Дверь легко приоткрылась, и показалась Лерочка. Она тихонько двигалась по коридору, словно боясь каждого шороха. „Как мышка“, – подумал Игорь.
– Лерочка, – позвала Глаша.
Девочка замерла, потом медленно повернула голову в сторону кухни.
– Иди сюда, – позвала Глаша.
Девочка тихонько двинулась к ним.
– Пришла, Мышка? – спросила, Глаша. – Садись за стол.
„Угадал“, – мелькнула у Игоря мысль. Робкая маленькая девочка, которая очень тихо двигалась, была в самом деле похожа на маленькую мышку. И светлые волосенки, и остренький носик, и маленькие глазки придавали ей сходство со зверьком. Держалась она робко, была готова в любую минуту сорваться и убежать.
– Проходи, – звала Глаша.
– Нет, – мотнула головой девочка, – спасибо.
– Не бойся, садись, – продолжала уговаривать домработница.
– Я пойду, – Лерочка быстро направилась к двери.
Но Бабуся успела преградить ребенку дорогу.

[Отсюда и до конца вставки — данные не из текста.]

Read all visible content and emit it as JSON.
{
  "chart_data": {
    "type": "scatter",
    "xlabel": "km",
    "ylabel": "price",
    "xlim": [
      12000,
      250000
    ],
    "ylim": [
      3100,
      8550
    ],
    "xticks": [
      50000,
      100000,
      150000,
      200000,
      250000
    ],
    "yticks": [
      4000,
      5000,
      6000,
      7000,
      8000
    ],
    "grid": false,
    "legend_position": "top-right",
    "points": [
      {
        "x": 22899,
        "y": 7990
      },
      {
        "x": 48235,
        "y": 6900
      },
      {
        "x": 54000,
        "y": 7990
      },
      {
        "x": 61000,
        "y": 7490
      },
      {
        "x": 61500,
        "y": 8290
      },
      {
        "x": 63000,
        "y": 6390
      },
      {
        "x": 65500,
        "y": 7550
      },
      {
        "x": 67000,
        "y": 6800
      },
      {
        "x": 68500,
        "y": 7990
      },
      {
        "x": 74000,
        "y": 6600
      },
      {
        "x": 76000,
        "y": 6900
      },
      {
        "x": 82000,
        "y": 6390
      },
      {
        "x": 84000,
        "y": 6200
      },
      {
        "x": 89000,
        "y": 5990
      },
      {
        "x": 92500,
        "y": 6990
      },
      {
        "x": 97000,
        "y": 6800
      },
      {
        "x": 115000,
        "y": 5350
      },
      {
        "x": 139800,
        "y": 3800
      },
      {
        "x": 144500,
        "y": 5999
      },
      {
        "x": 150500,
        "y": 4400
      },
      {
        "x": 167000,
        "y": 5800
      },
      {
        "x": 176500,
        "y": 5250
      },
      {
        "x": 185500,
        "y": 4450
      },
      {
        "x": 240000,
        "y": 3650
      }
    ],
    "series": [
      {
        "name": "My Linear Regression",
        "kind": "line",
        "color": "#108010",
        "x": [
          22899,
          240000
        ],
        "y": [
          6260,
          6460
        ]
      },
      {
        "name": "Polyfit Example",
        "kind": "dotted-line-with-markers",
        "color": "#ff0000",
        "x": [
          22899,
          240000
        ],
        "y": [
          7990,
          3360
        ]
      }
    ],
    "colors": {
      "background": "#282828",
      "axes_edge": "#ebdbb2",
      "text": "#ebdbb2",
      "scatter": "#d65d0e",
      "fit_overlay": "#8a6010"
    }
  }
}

– Не бойся нас, деточка, – мягко заговорила она, – чего меня, бабушку бояться. Я по-соседски к Глаше вашей зашла, а это внучок мой, Горяшка, так он фотографии разные принес показать. Ты любишь фотографироваться? – спросила назойливая старушка, суетясь возле девочки.
– Не знаю, – Лерочка посмотрела на Бабусю, – вы в гости пришли?
– В гости, деточка, конечно, в гости, – еще больше засуетилась Бабуся, – а мы с собой печеньца принесли, а Глаша чайник поставила. Мы чай собирались пить. И такой красивой девочке тоже нальем.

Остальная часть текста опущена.